The book is called The Martian Chronicles. Its introduction is the short-short story, "Rocket Summer," dated (for the book) January 1999. It's now June 2012, and I'm still waiting for Rocket Summer, though Elon Musk's SpaceX (on which I posted recently) offer us belated encouragement. But I digress.
I discovered Bradbury through The Martian Chronicles. It's not so much a story as it is a collection of short stories from the 1940s and published in both mainstream and sf magazines (with all due respect to Forrest J. Ackerman, "science fiction" ought not be shortened "sci-fi") that Bradbury wove together and published as a book in 1950. Old Time Radio would re-broadcast the 1950s NBC Radio programs Dimension X and X Minus One, which included adaptions of several of these stories. The stories were magic when I discovered them as a young teen, and they remain magic when I return to them in my "advanced youth." (In the 1979-80 TV miniseries starring Rock Hudson, the magic is excised -- so don't bother.)

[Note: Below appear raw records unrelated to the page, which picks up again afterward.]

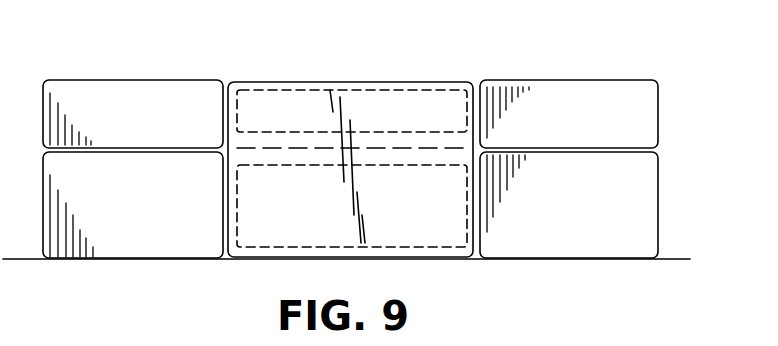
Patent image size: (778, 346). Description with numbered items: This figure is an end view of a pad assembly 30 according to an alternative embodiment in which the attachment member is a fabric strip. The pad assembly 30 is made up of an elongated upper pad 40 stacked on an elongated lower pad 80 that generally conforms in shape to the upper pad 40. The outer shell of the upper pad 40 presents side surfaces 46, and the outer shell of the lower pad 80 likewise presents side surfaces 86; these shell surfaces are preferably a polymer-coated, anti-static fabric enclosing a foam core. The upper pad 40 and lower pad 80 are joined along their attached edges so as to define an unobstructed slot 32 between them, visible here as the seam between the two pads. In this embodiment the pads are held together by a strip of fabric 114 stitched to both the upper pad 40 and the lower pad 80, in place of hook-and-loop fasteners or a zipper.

The pad assembly 30 is at (587, 68).
The slot 32 is at (656, 148).
The upper pad 40 is at (658, 100).
The side surfaces 46 is at (144, 99).
The lower pad 80 is at (659, 203).
The side surfaces 86 is at (151, 232).
The strip of fabric 114 is at (407, 103).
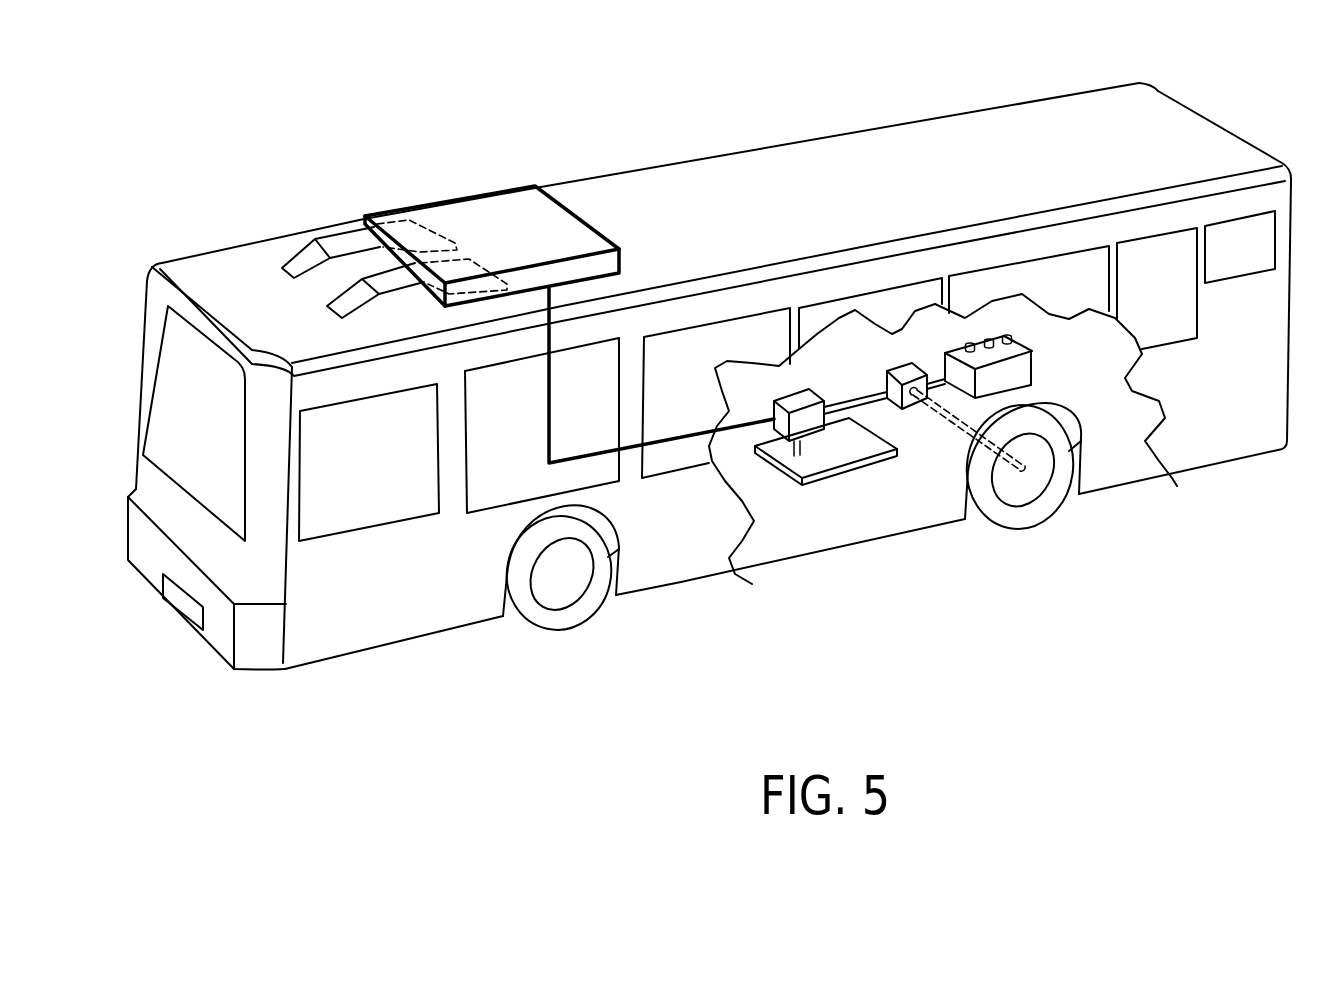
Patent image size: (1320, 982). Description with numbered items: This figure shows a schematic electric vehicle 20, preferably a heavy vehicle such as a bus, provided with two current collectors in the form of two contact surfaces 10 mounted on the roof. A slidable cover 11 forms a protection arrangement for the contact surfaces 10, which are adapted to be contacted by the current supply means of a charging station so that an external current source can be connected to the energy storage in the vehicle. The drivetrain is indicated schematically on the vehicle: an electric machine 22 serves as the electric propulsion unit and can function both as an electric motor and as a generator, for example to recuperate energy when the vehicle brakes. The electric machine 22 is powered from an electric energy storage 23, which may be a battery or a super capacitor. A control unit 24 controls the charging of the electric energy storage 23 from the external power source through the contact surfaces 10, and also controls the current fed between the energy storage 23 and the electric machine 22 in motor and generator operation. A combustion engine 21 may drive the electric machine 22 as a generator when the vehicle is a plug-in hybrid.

The contact surface 10 is at (328, 227).
The slidable cover 11 is at (500, 205).
The electric vehicle 20 is at (268, 768).
The combustion engine 21 is at (1080, 445).
The electric machine 22 is at (956, 484).
The electric energy storage 23 is at (827, 518).
The control unit 24 is at (830, 511).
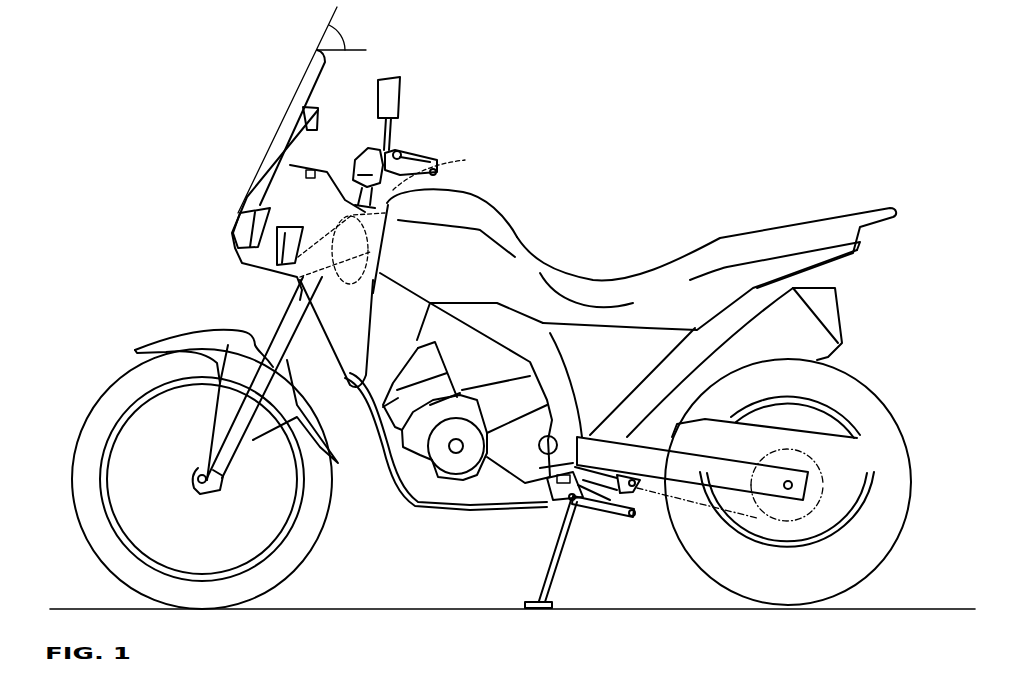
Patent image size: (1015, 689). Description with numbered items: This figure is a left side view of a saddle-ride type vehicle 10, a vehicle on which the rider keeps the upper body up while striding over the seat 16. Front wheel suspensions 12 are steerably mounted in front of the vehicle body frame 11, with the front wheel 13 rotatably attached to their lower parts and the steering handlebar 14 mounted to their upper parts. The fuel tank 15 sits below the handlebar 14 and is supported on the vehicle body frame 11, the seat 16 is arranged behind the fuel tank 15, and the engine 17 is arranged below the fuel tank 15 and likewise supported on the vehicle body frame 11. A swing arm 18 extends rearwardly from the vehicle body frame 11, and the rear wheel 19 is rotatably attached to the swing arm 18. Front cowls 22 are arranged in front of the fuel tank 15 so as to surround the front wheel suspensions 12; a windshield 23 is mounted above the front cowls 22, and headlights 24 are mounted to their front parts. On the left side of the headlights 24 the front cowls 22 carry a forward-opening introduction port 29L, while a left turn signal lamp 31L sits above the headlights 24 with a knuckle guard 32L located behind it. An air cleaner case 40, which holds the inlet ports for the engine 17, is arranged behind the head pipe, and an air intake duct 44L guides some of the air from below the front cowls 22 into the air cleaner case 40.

The saddle-ride type vehicle 10 is at (145, 108).
The vehicle body frame 11 is at (413, 500).
The front wheel suspensions 12 is at (295, 316).
The front wheel 13 is at (118, 395).
The steering handlebar 14 is at (400, 140).
The fuel tank 15 is at (478, 207).
The seat 16 is at (600, 283).
The engine 17 is at (460, 465).
The swing arm 18 is at (655, 512).
The rear wheel 19 is at (890, 492).
The front cowls 22 is at (265, 172).
The windshield 23 is at (298, 92).
The headlights 24 is at (240, 232).
The introduction port 29L is at (257, 277).
The turn signal lamp 31L is at (305, 170).
The knuckle guard 32L is at (362, 160).
The air cleaner case 40 is at (452, 176).
The air intake duct 44L is at (326, 292).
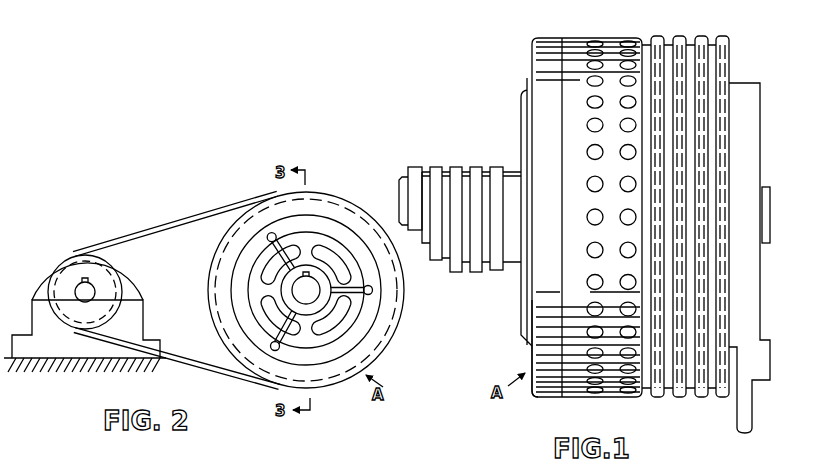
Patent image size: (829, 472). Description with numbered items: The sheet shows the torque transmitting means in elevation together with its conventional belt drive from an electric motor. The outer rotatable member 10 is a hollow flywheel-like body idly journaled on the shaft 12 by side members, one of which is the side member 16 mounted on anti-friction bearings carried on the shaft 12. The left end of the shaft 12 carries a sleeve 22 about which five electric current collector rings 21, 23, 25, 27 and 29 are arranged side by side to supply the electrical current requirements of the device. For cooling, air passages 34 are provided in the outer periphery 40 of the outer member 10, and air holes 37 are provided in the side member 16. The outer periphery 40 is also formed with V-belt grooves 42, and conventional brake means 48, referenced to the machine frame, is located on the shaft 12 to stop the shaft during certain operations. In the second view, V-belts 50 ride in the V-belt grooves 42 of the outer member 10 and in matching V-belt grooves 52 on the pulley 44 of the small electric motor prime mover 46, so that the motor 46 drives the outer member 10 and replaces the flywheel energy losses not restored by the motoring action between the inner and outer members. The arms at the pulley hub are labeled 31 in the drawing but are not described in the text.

In FIG. 1, the outer rotatable member 10 is at (603, 34).
In FIG. 2, the shaft 12 is at (292, 294).
In FIG. 2, the side member 16 is at (216, 270).
In FIG. 1, the side member 16 is at (540, 355).
In FIG. 1, the collector ring 21 is at (415, 167).
In FIG. 1, the sleeve 22 is at (399, 206).
In FIG. 1, the collector ring 23 is at (436, 167).
In FIG. 1, the collector ring 25 is at (463, 158).
In FIG. 1, the collector ring 27 is at (478, 167).
In FIG. 1, the collector ring 29 is at (508, 158).
In FIG. 2, the pivot arms / flange 31 is at (262, 226).
In FIG. 1, the pivot arms / flange 31 is at (505, 171).
In FIG. 1, the air passages 34 is at (597, 246).
In FIG. 2, the air holes 37 is at (345, 314).
In FIG. 1, the outer periphery 40 is at (562, 42).
In FIG. 1, the V-belt grooves 42 is at (711, 38).
In FIG. 2, the pulley 44 is at (73, 278).
In FIG. 2, the electric motor prime mover 46 is at (96, 238).
In FIG. 1, the brake means 48 is at (737, 413).
In FIG. 2, the V-belts 50 is at (195, 364).
In FIG. 2, the V-belt grooves 52 is at (50, 286).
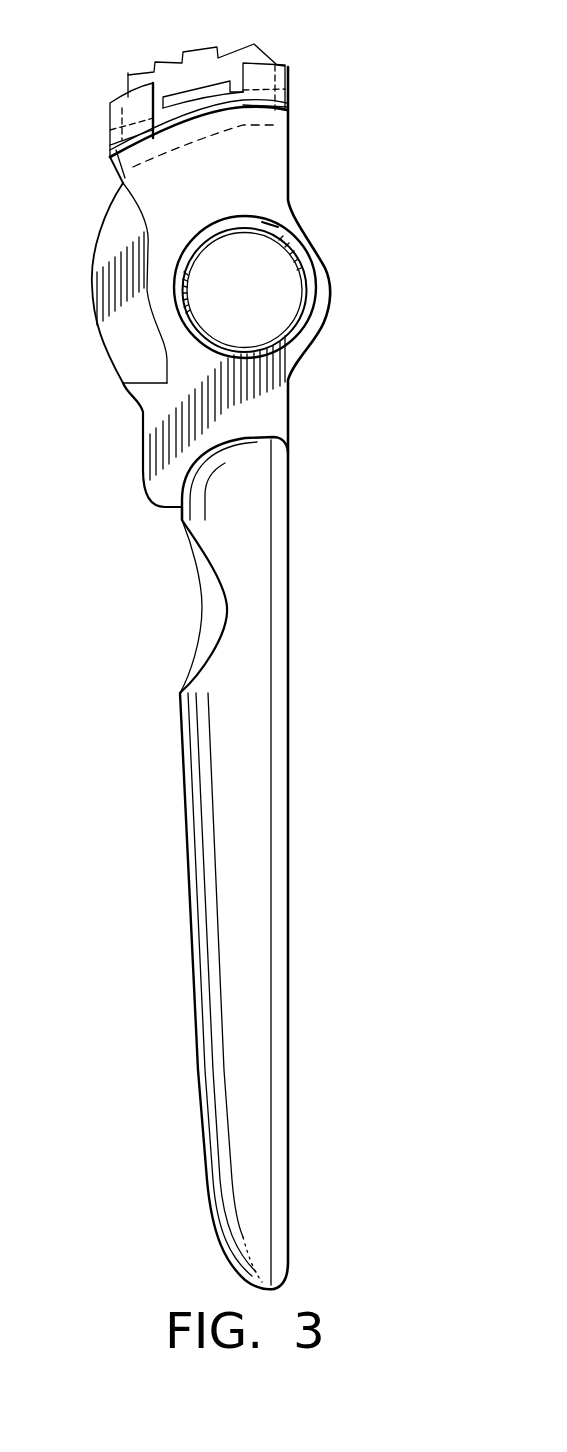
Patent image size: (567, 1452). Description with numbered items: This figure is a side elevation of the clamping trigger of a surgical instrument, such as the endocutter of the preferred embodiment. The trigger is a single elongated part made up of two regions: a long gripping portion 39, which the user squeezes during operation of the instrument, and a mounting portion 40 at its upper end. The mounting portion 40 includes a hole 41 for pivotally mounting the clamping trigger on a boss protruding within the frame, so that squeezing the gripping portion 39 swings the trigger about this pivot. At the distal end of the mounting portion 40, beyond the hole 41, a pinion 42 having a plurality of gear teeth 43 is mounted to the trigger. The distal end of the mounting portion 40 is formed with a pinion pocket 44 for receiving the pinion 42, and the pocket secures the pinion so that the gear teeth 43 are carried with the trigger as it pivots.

The gripping portion 39 is at (200, 1102).
The mounting portion 40 is at (322, 212).
The hole 41 is at (315, 295).
The pinion 42 is at (196, 67).
The gear teeth 43 is at (140, 72).
The pinion pocket 44 is at (185, 122).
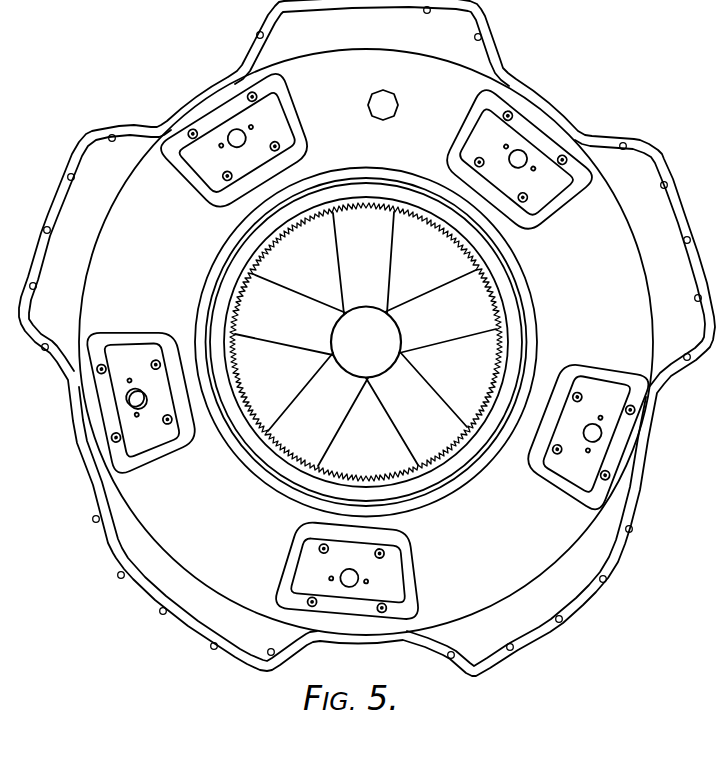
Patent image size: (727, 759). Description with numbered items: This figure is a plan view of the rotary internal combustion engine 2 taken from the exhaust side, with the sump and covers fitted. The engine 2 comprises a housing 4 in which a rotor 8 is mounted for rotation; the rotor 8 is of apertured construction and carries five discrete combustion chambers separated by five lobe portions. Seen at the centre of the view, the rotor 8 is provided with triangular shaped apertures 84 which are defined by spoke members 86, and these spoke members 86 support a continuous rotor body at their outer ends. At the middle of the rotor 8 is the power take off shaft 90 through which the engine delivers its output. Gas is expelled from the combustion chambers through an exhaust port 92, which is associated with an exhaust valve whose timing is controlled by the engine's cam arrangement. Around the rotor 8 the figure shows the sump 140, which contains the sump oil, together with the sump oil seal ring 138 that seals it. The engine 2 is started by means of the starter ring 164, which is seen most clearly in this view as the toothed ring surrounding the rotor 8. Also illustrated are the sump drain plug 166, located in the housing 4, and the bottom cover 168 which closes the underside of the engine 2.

The rotary internal combustion engine 2 is at (542, 82).
The housing 4 is at (143, 442).
The rotor 8 is at (220, 304).
The triangular shaped apertures 84 is at (317, 276).
The spoke members 86 is at (381, 268).
The power take off shaft 90 is at (381, 351).
The exhaust port 92 is at (130, 402).
The sump oil seal ring 138 is at (224, 264).
The sump 140 is at (178, 244).
The starter ring 164 is at (276, 455).
The sump drain plug 166 is at (392, 99).
The bottom cover 168 is at (87, 172).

There's much, much more, of course. I'll leave that to the obituary writers, pointing you to this page from the Los Angeles Times where you can see an important side of Bradbury that others may not notice, but with which I connect.
And from the front page today of raybradbury.com:
...In 2005, Bradbury published a book of essays titled Bradbury Speaks, in which he wrote: In my later years I have looked in the mirror each day and found a happy person staring back. Occasionally I wonder why I can be so happy. The answer is that every day of my life I've worked only for myself and for the joy that comes from writing and creating. The image in my mirror is not optimistic, but the result of optimal behavior....And here are my other Ray Bradbury posts.
Throughout his life, Bradbury liked to recount the story of meeting a carnival magician, Mr. Electrico, in 1932. At the end of his performance Electrico reached out to the twelve-year-old Bradbury, touched the boy with his sword, and commanded, Live forever! Bradbury later said, I decided that was the greatest idea I had ever heard. I started writing every day. I never stopped.